Fact: Ice shelves in Greenland are melting quickly.Fact: Fourteen of the past 15 years have featured the world’s highest recorded temperature averages.

The question is whether these facts are humanity’s fault or if they’re natural processes, whether they’re dangerous to life on earth or not and whether or not we are going to do something about the situation.

Adding to the difficulty, according to Matthew Gray, a senior who took AP Environmental Science last year, is the fact that there are completely opposite hypotheses which claim to disprove the global warming theory.

With all of these cleverly worded, evidence-supported theories thrown every which way, Gray said, it’s hard to decide what to believe. After all, the term “global warming” alone has its misconceptions with people.

“Officially, ‘global warming’ is the warming of weather on a global scale,” Gray said. “But ‘climate change’ is actually a more accurate phrase. The world is heating up, but it’s also experiencing other events like droughts in some areas and flooding in others.”

Not only is the definition of global warming sometimes misunderstood, but the theories behind it can seem confusing as well.

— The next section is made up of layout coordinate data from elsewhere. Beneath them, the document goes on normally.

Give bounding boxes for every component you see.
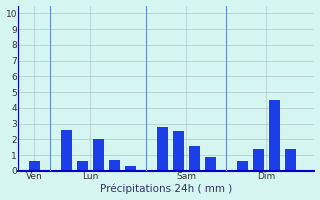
Bar (269, 100, 280, 171)
Bar (237, 161, 248, 171)
Bar (189, 146, 200, 171)
Bar (29, 161, 40, 171)
Bar (205, 157, 216, 171)
Bar (93, 139, 104, 171)
Bar (61, 130, 72, 171)
Bar (77, 161, 88, 171)
Bar (253, 149, 264, 171)
Bar (173, 131, 184, 171)
Bar (157, 127, 168, 171)
Bar (285, 149, 296, 171)
Bar (109, 160, 120, 171)
Bar (125, 166, 136, 171)
X-axis label: Précipitations 24h ( mm ): Précipitations 24h ( mm ) (100, 184, 233, 194)
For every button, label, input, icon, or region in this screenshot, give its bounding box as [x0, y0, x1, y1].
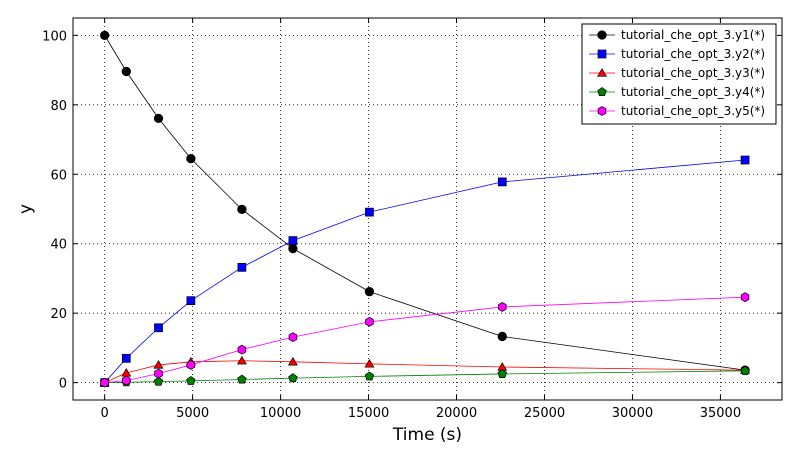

“There are a lot of major theories about the subject,” senior Kyle Straub, who also took AP Environmental Science last year, said. “There’s the idea that people have nothing to do with (global warming), and that it’s simply a natural process the world is undergoing, and our releasing of (harmful) CO2 gases is just a coincidence.”

This idea is a reaction to the global warming theory, which states that the earth is heating up, by saying just the opposite. Those who believe this idea that humans don’t play a role believe that the globe has warmed and cooled on its own before and that it is just a natural process that has been seen before and will be seen again.

However, according to Fran Rushing, AP Environmental Science teacher, the most popular idea about global warming is human acceleration.

Human acceleration, she said, states that while global warming is a natural process, humans’ large production of CO2 is speeding up the rate at which it is happening, which some scientists believe can and will be hazardous if it is left unchecked.

Regardless of blame, the Environmental Protection Agency (EPA) still recommends reducing energy as a way to help the globe be a healthier place and Gray said its important to stay involved.

Gray said, “Just having an opinion at all, your own opinion, is better than standing by and either letting people put words in your mouth or having no opinion at all.”